Brendan Nyhan

The clawback part 2: Bush’s stealth tax increase

It doesn’t seem like anyone in the blogosphere noticed

If current law remains unchanged, the alternative minimum tax is expected to wring an extra $33.9 billion from 18 million households in 2006. In 2010, it will rake in an additional $100 billion, and by 2015 an extra $200 billion.

Make no mistake: no one says they want that to happen. But it is one thing to rein in or eliminate the tax itself, and an entirely different matter to give up the money that it would generate.

President Bush has promised to fix the alternative minimum tax as part a fundamental overhaul of the tax code, and he has ordered a bipartisan advisory panel to come up with recommendations by the end of July.

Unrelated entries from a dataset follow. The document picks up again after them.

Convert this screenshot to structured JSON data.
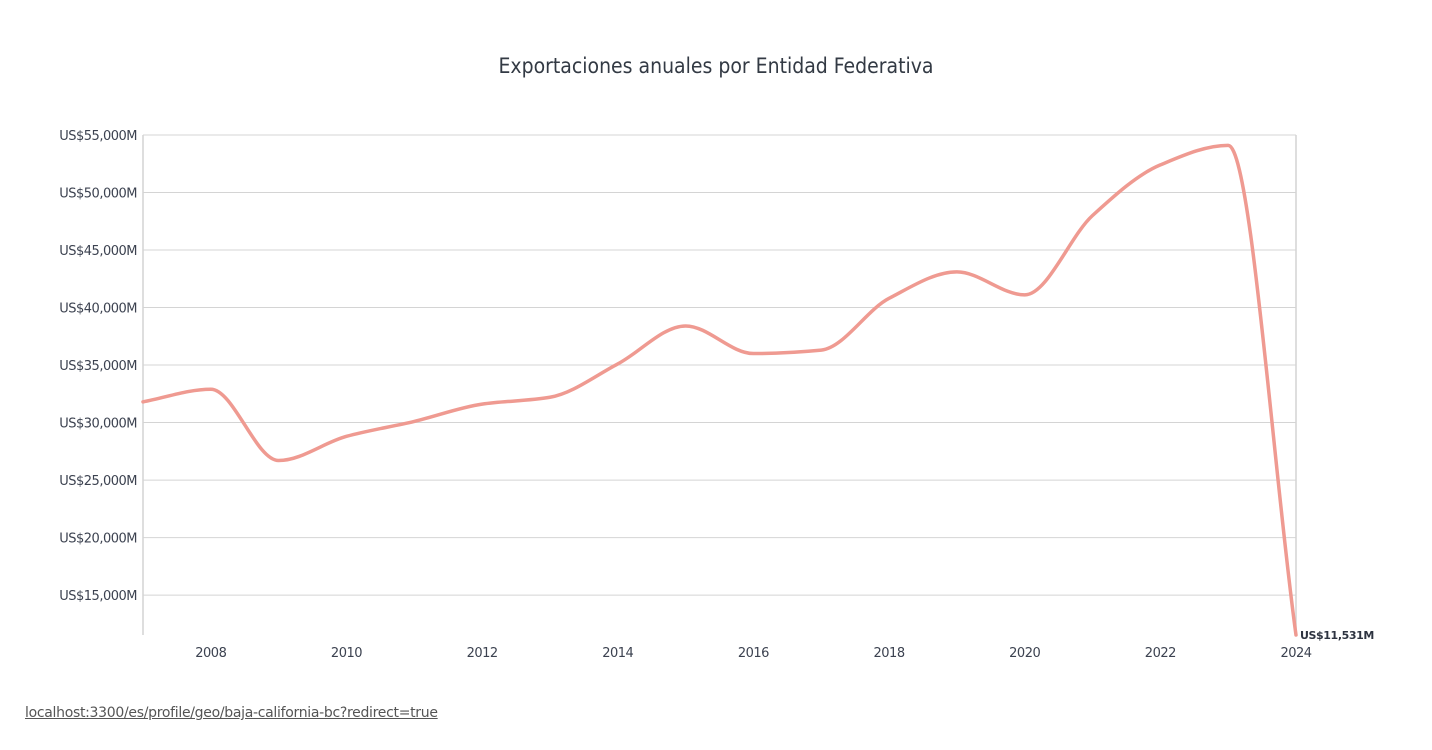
{
  "footer_link": "localhost:3300/es/profile/geo/baja-california-bc?redirect=true",
  "chart_data": {
    "type": "line",
    "title": "Exportaciones anuales por Entidad Federativa",
    "xlabel": "",
    "ylabel": "",
    "x": [
      2007,
      2008,
      2009,
      2010,
      2011,
      2012,
      2013,
      2014,
      2015,
      2016,
      2017,
      2018,
      2019,
      2020,
      2021,
      2022,
      2023,
      2024
    ],
    "values": [
      31800,
      32900,
      26700,
      28800,
      30100,
      31600,
      32200,
      35100,
      38400,
      36000,
      36300,
      40800,
      43100,
      41100,
      48000,
      52400,
      54100,
      11531
    ],
    "xlim": [
      2007,
      2024
    ],
    "ylim": [
      11531,
      55000
    ],
    "x_ticks": [
      "2008",
      "2010",
      "2012",
      "2014",
      "2016",
      "2018",
      "2020",
      "2022",
      "2024"
    ],
    "y_ticks": [
      "US$15,000M",
      "US$20,000M",
      "US$25,000M",
      "US$30,000M",
      "US$35,000M",
      "US$40,000M",
      "US$45,000M",
      "US$50,000M",
      "US$55,000M"
    ],
    "y_tick_values": [
      15000,
      20000,
      25000,
      30000,
      35000,
      40000,
      45000,
      50000,
      55000
    ],
    "last_label": "US$11,531M",
    "grid": true,
    "line_color": "#ef9a91",
    "curve": "monotone"
  }
}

But in giving the panel its marching orders, White House officials made it clear that they are counting on the extra money regardless of what happens to the alternative tax. Under the president’s instructions, the panel’s recommendations on addressing the alternative minimum tax are supposed to be “revenue neutral,” neither raising nor lowering taxes, and to assume that his income-tax cuts will be made permanent rather than expire in 2010, as required under current law.

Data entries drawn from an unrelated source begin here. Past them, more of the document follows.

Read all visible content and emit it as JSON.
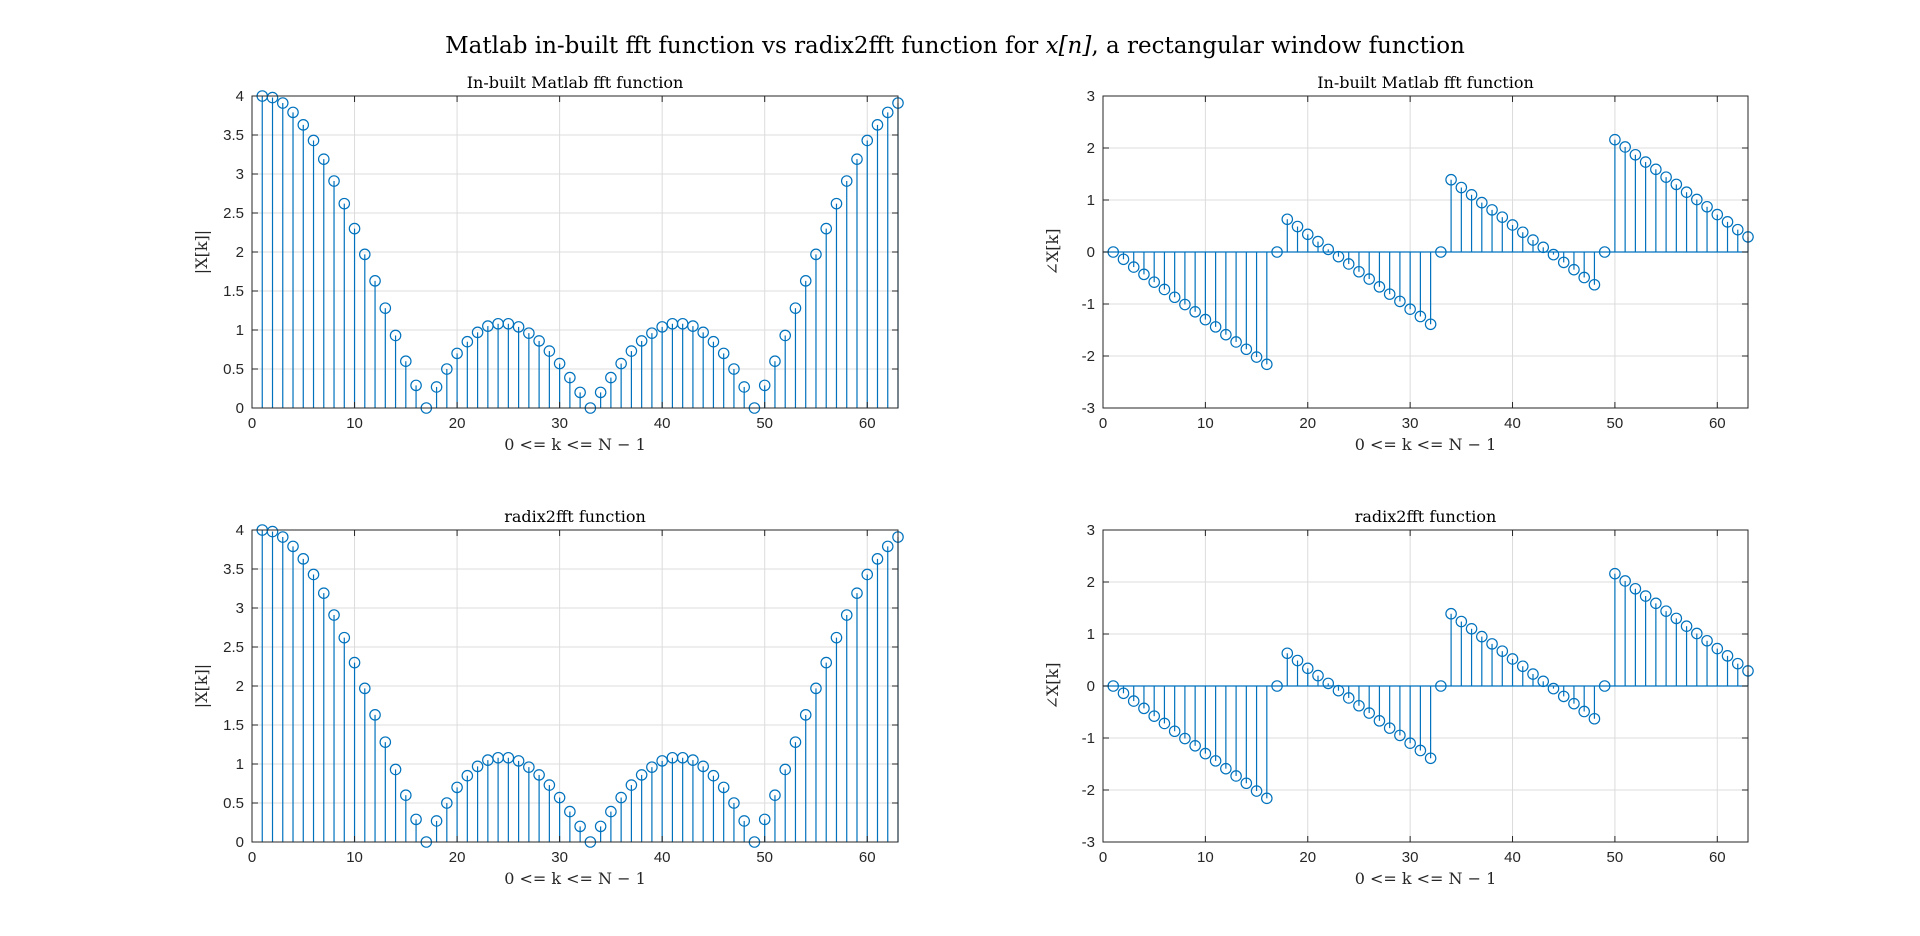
{
  "figure": {
    "supertitle_prefix": "Matlab in-built fft function vs radix2fft function for ",
    "supertitle_math": "x[n]",
    "supertitle_suffix": ", a rectangular window function"
  },
  "colors": {
    "stem": "#0072BD",
    "grid": "#dcdcdc",
    "axes": "#262626"
  },
  "chart_data": [
    {
      "type": "stem",
      "title": "In-built Matlab fft function",
      "xlabel": "0 <= k <= N − 1",
      "ylabel": "|X[k]|",
      "xlim": [
        0,
        63
      ],
      "ylim": [
        0,
        4
      ],
      "xticks": [
        0,
        10,
        20,
        30,
        40,
        50,
        60
      ],
      "yticks": [
        0,
        0.5,
        1,
        1.5,
        2,
        2.5,
        3,
        3.5,
        4
      ],
      "grid": true,
      "x": [
        1,
        2,
        3,
        4,
        5,
        6,
        7,
        8,
        9,
        10,
        11,
        12,
        13,
        14,
        15,
        16,
        17,
        18,
        19,
        20,
        21,
        22,
        23,
        24,
        25,
        26,
        27,
        28,
        29,
        30,
        31,
        32,
        33,
        34,
        35,
        36,
        37,
        38,
        39,
        40,
        41,
        42,
        43,
        44,
        45,
        46,
        47,
        48,
        49,
        50,
        51,
        52,
        53,
        54,
        55,
        56,
        57,
        58,
        59,
        60,
        61,
        62,
        63
      ],
      "values": [
        4.0,
        3.98,
        3.91,
        3.79,
        3.63,
        3.43,
        3.19,
        2.91,
        2.62,
        2.3,
        1.97,
        1.63,
        1.28,
        0.93,
        0.6,
        0.29,
        0.0,
        0.27,
        0.5,
        0.7,
        0.85,
        0.97,
        1.05,
        1.08,
        1.08,
        1.04,
        0.96,
        0.86,
        0.73,
        0.57,
        0.39,
        0.2,
        0.0,
        0.2,
        0.39,
        0.57,
        0.73,
        0.86,
        0.96,
        1.04,
        1.08,
        1.08,
        1.05,
        0.97,
        0.85,
        0.7,
        0.5,
        0.27,
        0.0,
        0.29,
        0.6,
        0.93,
        1.28,
        1.63,
        1.97,
        2.3,
        2.62,
        2.91,
        3.19,
        3.43,
        3.63,
        3.79,
        3.91
      ]
    },
    {
      "type": "stem",
      "title": "In-built Matlab fft function",
      "xlabel": "0 <= k <= N − 1",
      "ylabel": "∠X[k]",
      "xlim": [
        0,
        63
      ],
      "ylim": [
        -3,
        3
      ],
      "xticks": [
        0,
        10,
        20,
        30,
        40,
        50,
        60
      ],
      "yticks": [
        -3,
        -2,
        -1,
        0,
        1,
        2,
        3
      ],
      "grid": true,
      "x": [
        1,
        2,
        3,
        4,
        5,
        6,
        7,
        8,
        9,
        10,
        11,
        12,
        13,
        14,
        15,
        16,
        17,
        18,
        19,
        20,
        21,
        22,
        23,
        24,
        25,
        26,
        27,
        28,
        29,
        30,
        31,
        32,
        33,
        34,
        35,
        36,
        37,
        38,
        39,
        40,
        41,
        42,
        43,
        44,
        45,
        46,
        47,
        48,
        49,
        50,
        51,
        52,
        53,
        54,
        55,
        56,
        57,
        58,
        59,
        60,
        61,
        62,
        63
      ],
      "values": [
        0.0,
        -0.14,
        -0.29,
        -0.43,
        -0.58,
        -0.72,
        -0.87,
        -1.01,
        -1.15,
        -1.3,
        -1.44,
        -1.59,
        -1.73,
        -1.87,
        -2.02,
        -2.16,
        0.0,
        0.63,
        0.49,
        0.34,
        0.2,
        0.05,
        -0.09,
        -0.23,
        -0.38,
        -0.52,
        -0.67,
        -0.81,
        -0.95,
        -1.1,
        -1.24,
        -1.39,
        0.0,
        1.39,
        1.24,
        1.1,
        0.95,
        0.81,
        0.67,
        0.52,
        0.38,
        0.23,
        0.09,
        -0.05,
        -0.2,
        -0.34,
        -0.49,
        -0.63,
        0.0,
        2.16,
        2.02,
        1.87,
        1.73,
        1.59,
        1.44,
        1.3,
        1.15,
        1.01,
        0.87,
        0.72,
        0.58,
        0.43,
        0.29
      ]
    },
    {
      "type": "stem",
      "title": "radix2fft function",
      "xlabel": "0 <= k <= N − 1",
      "ylabel": "|X[k]|",
      "xlim": [
        0,
        63
      ],
      "ylim": [
        0,
        4
      ],
      "xticks": [
        0,
        10,
        20,
        30,
        40,
        50,
        60
      ],
      "yticks": [
        0,
        0.5,
        1,
        1.5,
        2,
        2.5,
        3,
        3.5,
        4
      ],
      "grid": true,
      "x": [
        1,
        2,
        3,
        4,
        5,
        6,
        7,
        8,
        9,
        10,
        11,
        12,
        13,
        14,
        15,
        16,
        17,
        18,
        19,
        20,
        21,
        22,
        23,
        24,
        25,
        26,
        27,
        28,
        29,
        30,
        31,
        32,
        33,
        34,
        35,
        36,
        37,
        38,
        39,
        40,
        41,
        42,
        43,
        44,
        45,
        46,
        47,
        48,
        49,
        50,
        51,
        52,
        53,
        54,
        55,
        56,
        57,
        58,
        59,
        60,
        61,
        62,
        63
      ],
      "values": [
        4.0,
        3.98,
        3.91,
        3.79,
        3.63,
        3.43,
        3.19,
        2.91,
        2.62,
        2.3,
        1.97,
        1.63,
        1.28,
        0.93,
        0.6,
        0.29,
        0.0,
        0.27,
        0.5,
        0.7,
        0.85,
        0.97,
        1.05,
        1.08,
        1.08,
        1.04,
        0.96,
        0.86,
        0.73,
        0.57,
        0.39,
        0.2,
        0.0,
        0.2,
        0.39,
        0.57,
        0.73,
        0.86,
        0.96,
        1.04,
        1.08,
        1.08,
        1.05,
        0.97,
        0.85,
        0.7,
        0.5,
        0.27,
        0.0,
        0.29,
        0.6,
        0.93,
        1.28,
        1.63,
        1.97,
        2.3,
        2.62,
        2.91,
        3.19,
        3.43,
        3.63,
        3.79,
        3.91
      ]
    },
    {
      "type": "stem",
      "title": "radix2fft function",
      "xlabel": "0 <= k <= N − 1",
      "ylabel": "∠X[k]",
      "xlim": [
        0,
        63
      ],
      "ylim": [
        -3,
        3
      ],
      "xticks": [
        0,
        10,
        20,
        30,
        40,
        50,
        60
      ],
      "yticks": [
        -3,
        -2,
        -1,
        0,
        1,
        2,
        3
      ],
      "grid": true,
      "x": [
        1,
        2,
        3,
        4,
        5,
        6,
        7,
        8,
        9,
        10,
        11,
        12,
        13,
        14,
        15,
        16,
        17,
        18,
        19,
        20,
        21,
        22,
        23,
        24,
        25,
        26,
        27,
        28,
        29,
        30,
        31,
        32,
        33,
        34,
        35,
        36,
        37,
        38,
        39,
        40,
        41,
        42,
        43,
        44,
        45,
        46,
        47,
        48,
        49,
        50,
        51,
        52,
        53,
        54,
        55,
        56,
        57,
        58,
        59,
        60,
        61,
        62,
        63
      ],
      "values": [
        0.0,
        -0.14,
        -0.29,
        -0.43,
        -0.58,
        -0.72,
        -0.87,
        -1.01,
        -1.15,
        -1.3,
        -1.44,
        -1.59,
        -1.73,
        -1.87,
        -2.02,
        -2.16,
        0.0,
        0.63,
        0.49,
        0.34,
        0.2,
        0.05,
        -0.09,
        -0.23,
        -0.38,
        -0.52,
        -0.67,
        -0.81,
        -0.95,
        -1.1,
        -1.24,
        -1.39,
        0.0,
        1.39,
        1.24,
        1.1,
        0.95,
        0.81,
        0.67,
        0.52,
        0.38,
        0.23,
        0.09,
        -0.05,
        -0.2,
        -0.34,
        -0.49,
        -0.63,
        0.0,
        2.16,
        2.02,
        1.87,
        1.73,
        1.59,
        1.44,
        1.3,
        1.15,
        1.01,
        0.87,
        0.72,
        0.58,
        0.43,
        0.29
      ]
    }
  ]
}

…Tax experts have long complained that the alternative minimum tax is a “stealth tax increase,” one that Congress never intended and that is likely to catch millions of taxpayers by surprise. But a tax increase through tax reform could be even stealthier. If the alternative tax is reduced, the offsetting revenue increases are likely to be buried in so many other changes that most people would never know what hit them.

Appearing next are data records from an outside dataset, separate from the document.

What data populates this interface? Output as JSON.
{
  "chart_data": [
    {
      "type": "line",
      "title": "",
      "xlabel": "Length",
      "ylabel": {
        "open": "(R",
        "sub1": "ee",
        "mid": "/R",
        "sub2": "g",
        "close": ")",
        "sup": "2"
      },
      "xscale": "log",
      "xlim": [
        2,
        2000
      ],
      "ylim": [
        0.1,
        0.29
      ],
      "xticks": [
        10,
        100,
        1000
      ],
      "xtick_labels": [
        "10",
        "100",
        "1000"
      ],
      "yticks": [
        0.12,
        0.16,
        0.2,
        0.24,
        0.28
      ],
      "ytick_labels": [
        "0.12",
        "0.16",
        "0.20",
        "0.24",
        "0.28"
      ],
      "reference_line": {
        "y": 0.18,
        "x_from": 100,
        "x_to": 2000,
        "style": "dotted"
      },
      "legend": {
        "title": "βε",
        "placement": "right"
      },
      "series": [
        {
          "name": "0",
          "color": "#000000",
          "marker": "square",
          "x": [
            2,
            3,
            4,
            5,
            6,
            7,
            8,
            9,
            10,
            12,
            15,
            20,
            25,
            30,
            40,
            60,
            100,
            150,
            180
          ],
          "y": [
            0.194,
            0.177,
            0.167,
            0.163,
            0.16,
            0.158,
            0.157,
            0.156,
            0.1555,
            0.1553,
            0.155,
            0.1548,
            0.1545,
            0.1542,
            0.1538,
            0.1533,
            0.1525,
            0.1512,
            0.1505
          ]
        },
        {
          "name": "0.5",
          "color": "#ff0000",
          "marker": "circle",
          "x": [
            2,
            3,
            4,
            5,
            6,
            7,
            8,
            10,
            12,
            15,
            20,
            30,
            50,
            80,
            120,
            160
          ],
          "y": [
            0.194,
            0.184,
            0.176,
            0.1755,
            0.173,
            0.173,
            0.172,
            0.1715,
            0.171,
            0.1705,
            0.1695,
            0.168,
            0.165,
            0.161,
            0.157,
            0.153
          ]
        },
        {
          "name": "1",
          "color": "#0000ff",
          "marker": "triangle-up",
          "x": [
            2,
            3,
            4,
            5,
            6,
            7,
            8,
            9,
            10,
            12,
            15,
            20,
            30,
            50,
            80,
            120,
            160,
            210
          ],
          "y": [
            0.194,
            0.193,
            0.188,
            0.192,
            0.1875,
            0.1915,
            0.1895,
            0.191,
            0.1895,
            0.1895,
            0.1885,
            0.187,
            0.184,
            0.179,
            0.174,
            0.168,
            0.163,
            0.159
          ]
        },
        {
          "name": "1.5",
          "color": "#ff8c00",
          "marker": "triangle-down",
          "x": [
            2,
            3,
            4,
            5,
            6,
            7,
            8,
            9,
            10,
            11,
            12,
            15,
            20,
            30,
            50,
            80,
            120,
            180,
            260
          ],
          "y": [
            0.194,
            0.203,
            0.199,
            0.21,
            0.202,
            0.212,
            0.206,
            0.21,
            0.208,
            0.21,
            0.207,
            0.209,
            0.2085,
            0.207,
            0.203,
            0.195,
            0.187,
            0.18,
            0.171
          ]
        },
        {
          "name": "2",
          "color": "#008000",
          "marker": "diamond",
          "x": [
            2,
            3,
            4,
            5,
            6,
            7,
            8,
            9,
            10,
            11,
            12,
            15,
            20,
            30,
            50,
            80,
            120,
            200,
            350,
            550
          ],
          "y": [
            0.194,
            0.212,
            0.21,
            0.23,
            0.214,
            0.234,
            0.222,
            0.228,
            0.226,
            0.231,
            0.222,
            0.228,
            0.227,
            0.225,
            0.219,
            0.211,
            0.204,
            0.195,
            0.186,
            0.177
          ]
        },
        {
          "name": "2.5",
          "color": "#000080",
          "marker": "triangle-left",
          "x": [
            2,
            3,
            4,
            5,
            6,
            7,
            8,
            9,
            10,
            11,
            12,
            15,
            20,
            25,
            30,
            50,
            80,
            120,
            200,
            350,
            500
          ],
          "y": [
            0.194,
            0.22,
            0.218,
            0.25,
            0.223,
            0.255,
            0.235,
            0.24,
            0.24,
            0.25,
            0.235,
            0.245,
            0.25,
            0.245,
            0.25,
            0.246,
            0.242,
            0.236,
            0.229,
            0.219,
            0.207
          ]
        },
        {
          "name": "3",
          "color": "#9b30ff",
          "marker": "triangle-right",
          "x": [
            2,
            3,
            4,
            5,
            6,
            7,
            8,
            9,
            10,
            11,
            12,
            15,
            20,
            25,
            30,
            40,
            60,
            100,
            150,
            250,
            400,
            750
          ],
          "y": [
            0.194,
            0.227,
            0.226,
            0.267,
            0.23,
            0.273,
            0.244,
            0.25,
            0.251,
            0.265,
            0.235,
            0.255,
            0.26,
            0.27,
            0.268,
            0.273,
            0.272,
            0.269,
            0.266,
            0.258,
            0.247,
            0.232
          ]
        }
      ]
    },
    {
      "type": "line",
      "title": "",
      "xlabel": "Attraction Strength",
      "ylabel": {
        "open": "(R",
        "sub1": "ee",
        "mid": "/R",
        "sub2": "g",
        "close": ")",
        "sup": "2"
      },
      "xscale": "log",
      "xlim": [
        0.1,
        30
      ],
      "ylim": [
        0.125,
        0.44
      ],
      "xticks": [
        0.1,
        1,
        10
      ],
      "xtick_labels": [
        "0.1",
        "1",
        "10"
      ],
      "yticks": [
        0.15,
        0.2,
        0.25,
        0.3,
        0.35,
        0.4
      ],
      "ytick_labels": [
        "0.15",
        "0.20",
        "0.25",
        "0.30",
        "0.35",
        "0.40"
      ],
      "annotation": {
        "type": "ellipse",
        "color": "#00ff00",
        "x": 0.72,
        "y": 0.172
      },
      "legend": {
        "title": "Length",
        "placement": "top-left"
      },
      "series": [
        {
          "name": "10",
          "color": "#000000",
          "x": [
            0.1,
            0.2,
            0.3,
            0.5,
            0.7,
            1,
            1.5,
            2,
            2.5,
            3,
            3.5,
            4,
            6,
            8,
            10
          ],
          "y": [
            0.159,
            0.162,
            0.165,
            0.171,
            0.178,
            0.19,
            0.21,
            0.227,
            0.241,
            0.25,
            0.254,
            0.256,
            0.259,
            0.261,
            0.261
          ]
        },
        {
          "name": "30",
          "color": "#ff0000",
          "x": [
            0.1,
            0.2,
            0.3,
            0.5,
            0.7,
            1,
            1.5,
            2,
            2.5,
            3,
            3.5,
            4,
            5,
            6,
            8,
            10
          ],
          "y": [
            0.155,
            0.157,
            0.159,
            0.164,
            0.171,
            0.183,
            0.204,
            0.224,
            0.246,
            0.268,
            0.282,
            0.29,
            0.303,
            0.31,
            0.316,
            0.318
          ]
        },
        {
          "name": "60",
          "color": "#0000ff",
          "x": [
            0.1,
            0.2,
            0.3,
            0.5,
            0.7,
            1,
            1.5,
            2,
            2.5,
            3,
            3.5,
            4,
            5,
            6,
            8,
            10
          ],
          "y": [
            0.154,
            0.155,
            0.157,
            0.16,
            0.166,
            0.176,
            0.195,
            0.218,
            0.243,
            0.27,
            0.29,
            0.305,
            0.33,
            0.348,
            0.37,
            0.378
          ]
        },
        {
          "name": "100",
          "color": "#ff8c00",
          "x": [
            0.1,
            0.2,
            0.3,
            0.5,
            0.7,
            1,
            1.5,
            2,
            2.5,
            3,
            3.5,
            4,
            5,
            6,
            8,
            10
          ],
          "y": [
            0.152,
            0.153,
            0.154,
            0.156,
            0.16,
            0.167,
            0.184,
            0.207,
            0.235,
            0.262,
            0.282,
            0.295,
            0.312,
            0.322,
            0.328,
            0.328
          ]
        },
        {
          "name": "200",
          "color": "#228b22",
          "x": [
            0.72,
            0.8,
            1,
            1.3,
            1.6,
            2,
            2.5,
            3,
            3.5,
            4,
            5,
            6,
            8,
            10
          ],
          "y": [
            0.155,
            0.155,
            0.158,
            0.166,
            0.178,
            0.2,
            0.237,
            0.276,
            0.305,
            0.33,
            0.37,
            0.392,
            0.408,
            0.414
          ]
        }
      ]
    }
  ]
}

Seen or unseen, the looming tax increases are almost as large as the president’s tax cuts. Leonard E. Burman, a senior fellow at the Urban Institute, estimated that the government would have to raise ordinary income tax rates substantially in every bracket to offset the money lost in each bracket by the elimination of the alternative minimum tax. People in today’s 28 percent bracket, for example, would have to pay a top rate of 35 percent. Those who now pay a top rate of 33 percent would pay 41.4 percent.

In short, Bush’s tax cuts have had such a profound effect on the government’s finances that he needs the AMT revenue, or some substitute, to keep the government anywhere near fiscal balance. And so he’s going to take back a significant portion of the tax cut via some revenue-neutral AMT fix.

The irony is that this is just like the “clawback” for private account holders under Bush’s Social Security plan. Consider the parallels. Private accounts divert so much revenue from the Social Security system that the government has to take back 3% above inflation annually in interest, which means that they’re actually a lousy deal when you consider the added risk from private investments. And Bush’s tax cuts divert so much revenue from the federal treasury that he’s now having to claw back hundreds of billions of dollars via a revenue-neutral AMT fix, which will probably have the effect of shifting more of the tax burden onto the middle class. What a mess.